Le End Of The Road a le don de dégoter tout ce que le pays a de plus excitant. Il y a ceux qui sont déjà passés par chez nous. Comme Porridge Radio (auteur d’un très bon troisième album) ou Yard Act (Blur versus The Fall), dont le concert -le dernier annoncé du festival- a failli être annulé alors que l’orage grondait et que les éclairs déchiraient le ciel après avoir poliment attendu la fin du concert d’Aldous Harding. Il y a surtout tous ces petits groupes, parfois sans même de disque, qui font la particularité de l’événement. Sans le crier sur tous les toits et s’en servir comme d’un argument de vente donneur de leçon façon Primavera, le End Of The Road ne devait pas être bien loin de la parité hommes/femmes sur l’ensemble du week-end. Et, c’est tout son talent, sans jamais non plus donner l’impression de forcer les choses.
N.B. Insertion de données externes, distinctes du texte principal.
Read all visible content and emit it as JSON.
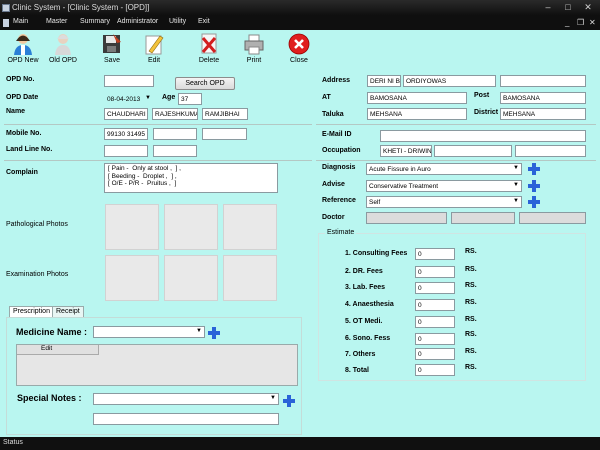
{
  "window": {
    "title": "Clinic System - [Clinic System - [OPD]]",
    "controls": {
      "minimize": "–",
      "maximize": "□",
      "close": "✕"
    },
    "mdi_controls": {
      "minimize": "_",
      "restore": "❒",
      "close": "✕"
    }
  },
  "menu": [
    "Main",
    "Master",
    "Summary",
    "Administrator",
    "Utility",
    "Exit"
  ],
  "toolbar": [
    {
      "label": "OPD New",
      "icon": "person-add-icon"
    },
    {
      "label": "Old OPD",
      "icon": "old-person-icon"
    },
    {
      "label": "Save",
      "icon": "save-icon"
    },
    {
      "label": "Edit",
      "icon": "edit-pencil-icon"
    },
    {
      "label": "Delete",
      "icon": "delete-document-icon"
    },
    {
      "label": "Print",
      "icon": "printer-icon"
    },
    {
      "label": "Close",
      "icon": "close-circle-icon"
    }
  ],
  "form": {
    "opd_no": {
      "label": "OPD No.",
      "value": ""
    },
    "search_opd_button": "Search OPD",
    "opd_date": {
      "label": "OPD Date",
      "value": "08-04-2013"
    },
    "age": {
      "label": "Age",
      "value": "37"
    },
    "name": {
      "label": "Name",
      "first": "CHAUDHARI",
      "middle": "RAJESHKUMA",
      "last": "RAMJIBHAI"
    },
    "mobile": {
      "label": "Mobile No.",
      "value": "99130 31495"
    },
    "landline": {
      "label": "Land Line No."
    },
    "complain": {
      "label": "Complain",
      "lines": [
        "[ Pain -  Only at stool ,  ] ,",
        "[ Beeding -  Droplet ,  ] ,",
        "[ O/E - P/R -  Pruitus ,  ]"
      ]
    },
    "pathological_photos": "Pathological Photos",
    "examination_photos": "Examination Photos",
    "address": {
      "label": "Address",
      "line1": "DERI NI B/",
      "line2": "ORDIYOWAS"
    },
    "at": {
      "label": "AT",
      "value": "BAMOSANA"
    },
    "post": {
      "label": "Post",
      "value": "BAMOSANA"
    },
    "taluka": {
      "label": "Taluka",
      "value": "MEHSANA"
    },
    "district": {
      "label": "District",
      "value": "MEHSANA"
    },
    "email": {
      "label": "E-Mail ID",
      "value": ""
    },
    "occupation": {
      "label": "Occupation",
      "value": "KHETI - DRIWING"
    },
    "diagnosis": {
      "label": "Diagnosis",
      "value": "Acute Fissure in Auro"
    },
    "advise": {
      "label": "Advise",
      "value": "Conservative Treatment"
    },
    "reference": {
      "label": "Reference",
      "value": "Self"
    },
    "doctor": {
      "label": "Doctor"
    }
  },
  "estimate": {
    "title": "Estimate",
    "currency": "RS.",
    "rows": [
      {
        "label": "1.  Consulting Fees",
        "value": "0"
      },
      {
        "label": "2.  DR. Fees",
        "value": "0"
      },
      {
        "label": "3.  Lab. Fees",
        "value": "0"
      },
      {
        "label": "4.  Anaesthesia",
        "value": "0"
      },
      {
        "label": "5.  OT Medi.",
        "value": "0"
      },
      {
        "label": "6.  Sono. Fess",
        "value": "0"
      },
      {
        "label": "7.  Others",
        "value": "0"
      },
      {
        "label": "8.  Total",
        "value": "0"
      }
    ]
  },
  "tabs": [
    "Prescription",
    "Receipt"
  ],
  "prescription": {
    "medicine_label": "Medicine Name :",
    "grid_header": "Edit",
    "special_notes_label": "Special Notes :"
  },
  "status": "Status"
}
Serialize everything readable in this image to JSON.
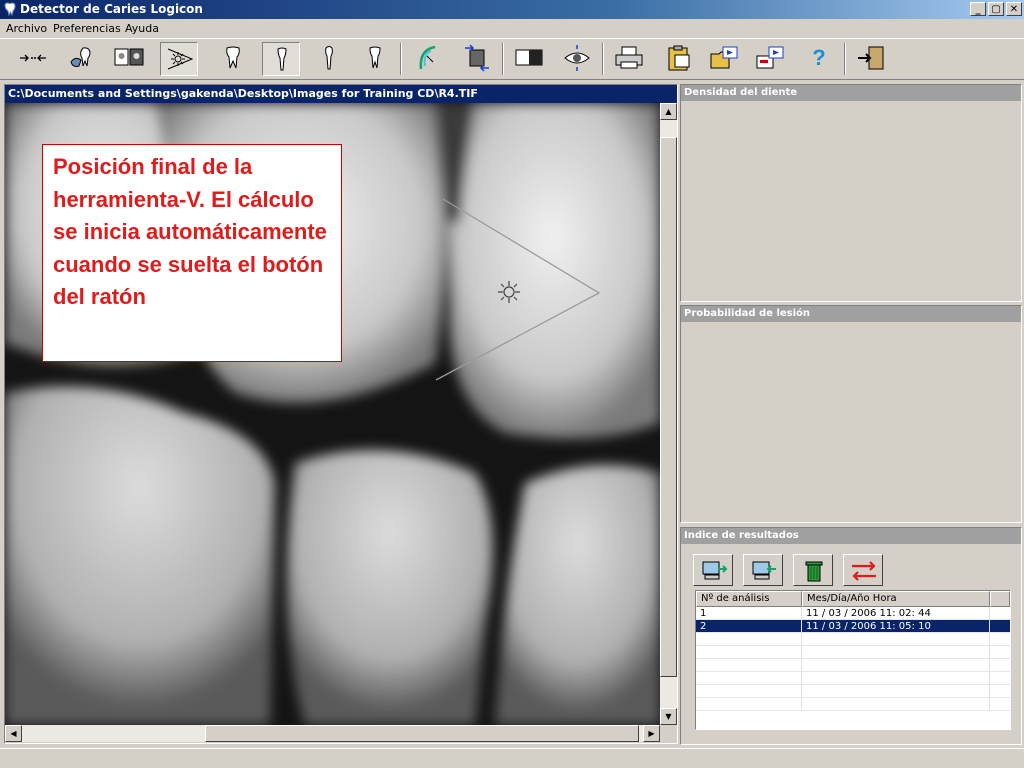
{
  "window": {
    "title": "Detector de Caries Logicon",
    "minimize_label": "_",
    "maximize_label": "▢",
    "close_label": "✕"
  },
  "menu": {
    "items": [
      "Archivo",
      "Preferencias",
      "Ayuda"
    ]
  },
  "toolbar": {
    "icons": [
      "arrows-icon",
      "tooth-tool-icon",
      "image-compare-icon",
      "v-tool-icon",
      "molar-icon",
      "incisor-icon",
      "canine-icon",
      "premolar-icon",
      "arc-icon",
      "flip-icon",
      "contrast-icon",
      "eye-icon",
      "print-icon",
      "clipboard-icon",
      "folder-open-icon",
      "export-icon",
      "help-icon",
      "exit-icon"
    ],
    "help_label": "?"
  },
  "image_panel": {
    "path": "C:\\Documents and Settings\\gakenda\\Desktop\\Images for Training CD\\R4.TIF"
  },
  "callout": {
    "text": "Posición final de la herramienta-V. El cálculo se inicia automáticamente cuando se suelta el botón del ratón"
  },
  "panels": {
    "density": "Densidad del diente",
    "probability": "Probabilidad de lesión",
    "results": "Indice de resultados"
  },
  "results_table": {
    "columns": [
      "Nº de análisis",
      "Mes/Día/Año  Hora"
    ],
    "rows": [
      {
        "num": "1",
        "datetime": "11 / 03 / 2006   11: 02: 44",
        "selected": false
      },
      {
        "num": "2",
        "datetime": "11 / 03 / 2006   11: 05: 10",
        "selected": true
      }
    ]
  },
  "colors": {
    "title_bar": "#0a246a",
    "callout_text": "#e01b1b",
    "panel_header": "#a0a0a0"
  }
}
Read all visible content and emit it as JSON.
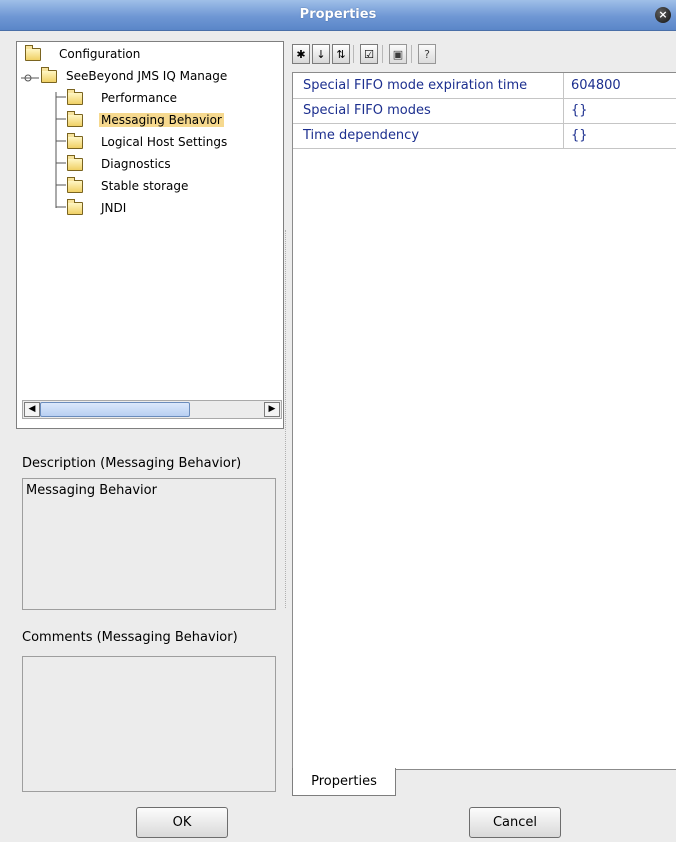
{
  "window": {
    "title": "Properties"
  },
  "toolbar": {
    "icons": [
      "categorized-icon",
      "sort-alpha-icon",
      "sort-type-icon",
      "checklist-icon",
      "window-icon",
      "help-icon"
    ]
  },
  "tree": {
    "root": "Configuration",
    "manager": "SeeBeyond JMS IQ Manage",
    "children": [
      "Performance",
      "Messaging Behavior",
      "Logical Host Settings",
      "Diagnostics",
      "Stable storage",
      "JNDI"
    ],
    "selected": "Messaging Behavior"
  },
  "description": {
    "title": "Description (Messaging Behavior)",
    "text": "Messaging Behavior"
  },
  "comments": {
    "title": "Comments (Messaging Behavior)",
    "text": ""
  },
  "properties": [
    {
      "name": "Special FIFO mode expiration time",
      "value": "604800"
    },
    {
      "name": "Special FIFO modes",
      "value": "{}"
    },
    {
      "name": "Time dependency",
      "value": "{}"
    }
  ],
  "tabs": [
    "Properties"
  ],
  "buttons": {
    "ok": "OK",
    "cancel": "Cancel"
  },
  "colors": {
    "title_bar": "#6f97d4",
    "selected": "#f6d98f",
    "property_text": "#1c2f8f"
  }
}
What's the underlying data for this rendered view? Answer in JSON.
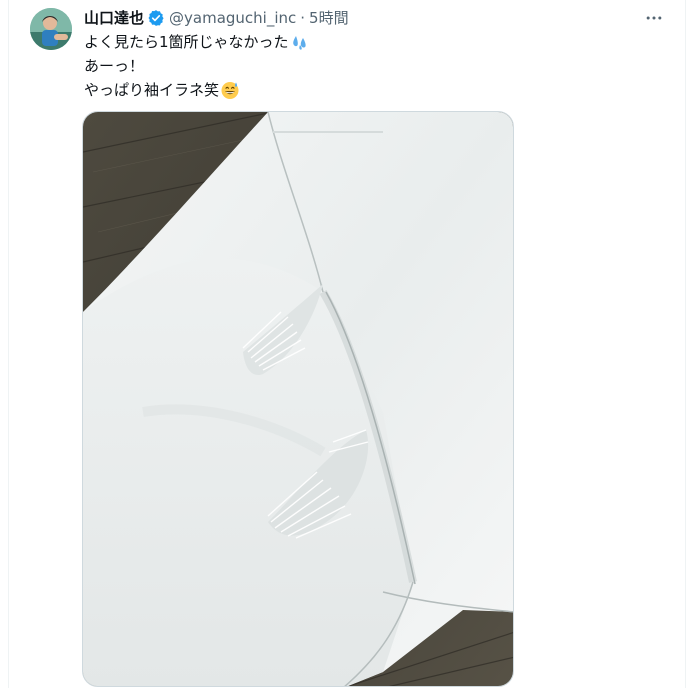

La protégée de Dan Carey Sinead O’Brien, l’Australienne Grace Cummings, un groupe mancunien qui chante en français (Mandy Indiana), un autre, M(h)aol, qui revendique le droit au sexe pendant les menstruations
(“Si ça vous pose problème, messieurs, demandez-vous pourquoi”)… Girl power.
Au End Of The Road, on ne fait pas qu’écouter de la musique. On peut aussi aller se marrer avec des humoristes anglais (Alistair Green, Mike Wosniak…), rencontrer des auteurs ou les écouter lire des extraits de leurs bouquins (Bob Stanley, membre fondateur de Saint Etienne, ou encore Tom Cox…). On peut s’affaler dans un transat pour regarder Dead Man, Licorice Pizza, Titane ou Videodrome, jouer au ping-pong, au cornhole et à un drôle de bowling. Il y a même des espaces et des ateliers pour les enfants, un jardin de guérison et une bibliothèque en forêt. On peut également aller chanter au karaoké ou se contenter d’y regarder Kevin Morby s’attaquer au Last Nite des Strokes.
Pour achever en beauté sa première journée, le End Of The Road a organisé sa traditionnelle Silent Disco. Les gens sont dans leur bulle, dansent en silence. Le tableau est un peu surréaliste. Le concept de ces soirées interactives est d’équiper les teufeurs de casques sans fil par lesquels est diffusé le son des DJ. Quel intérêt à part celui de ne pas faire chier les voisins? Celui de créer de nouvelles dynamiques sur le dancefloor. Parce qu’il y a plusieurs canaux évidemment. Donc tu choisis si tu veux pogoter sur Shame ou bootyshaker sur Beyoncé. Tu reconnais vite à leurs déhanchements ceux qui sont sur la même longueur d’ondes.
Les autres jours, pour terminer les soirées avant de se perdre dans le petit bois ou au coin du feu de camp où les plus valeureux s’achèvent, les organisateurs proposent des concerts surprises. Mis à part Alabaster dePlume qui a craché le morceau, le succès était plutôt bien gardé. Et si la plupart des artistes figuraient déjà à l’affiche, on aura quand même eu droit à la visite inattendue de Geoff Barrow et de Beak>, son groupe de krautrock post-Portishead. Pour compléter le tableau (en mode Déjeuner sur l’herbe), il y a la nourriture. De préférence locale, de qualité et pas plus chère qu’ailleurs. Il y a du tibétain, de l’indien, du perse… It’s the End Of The Road as we know it. And I feel fine.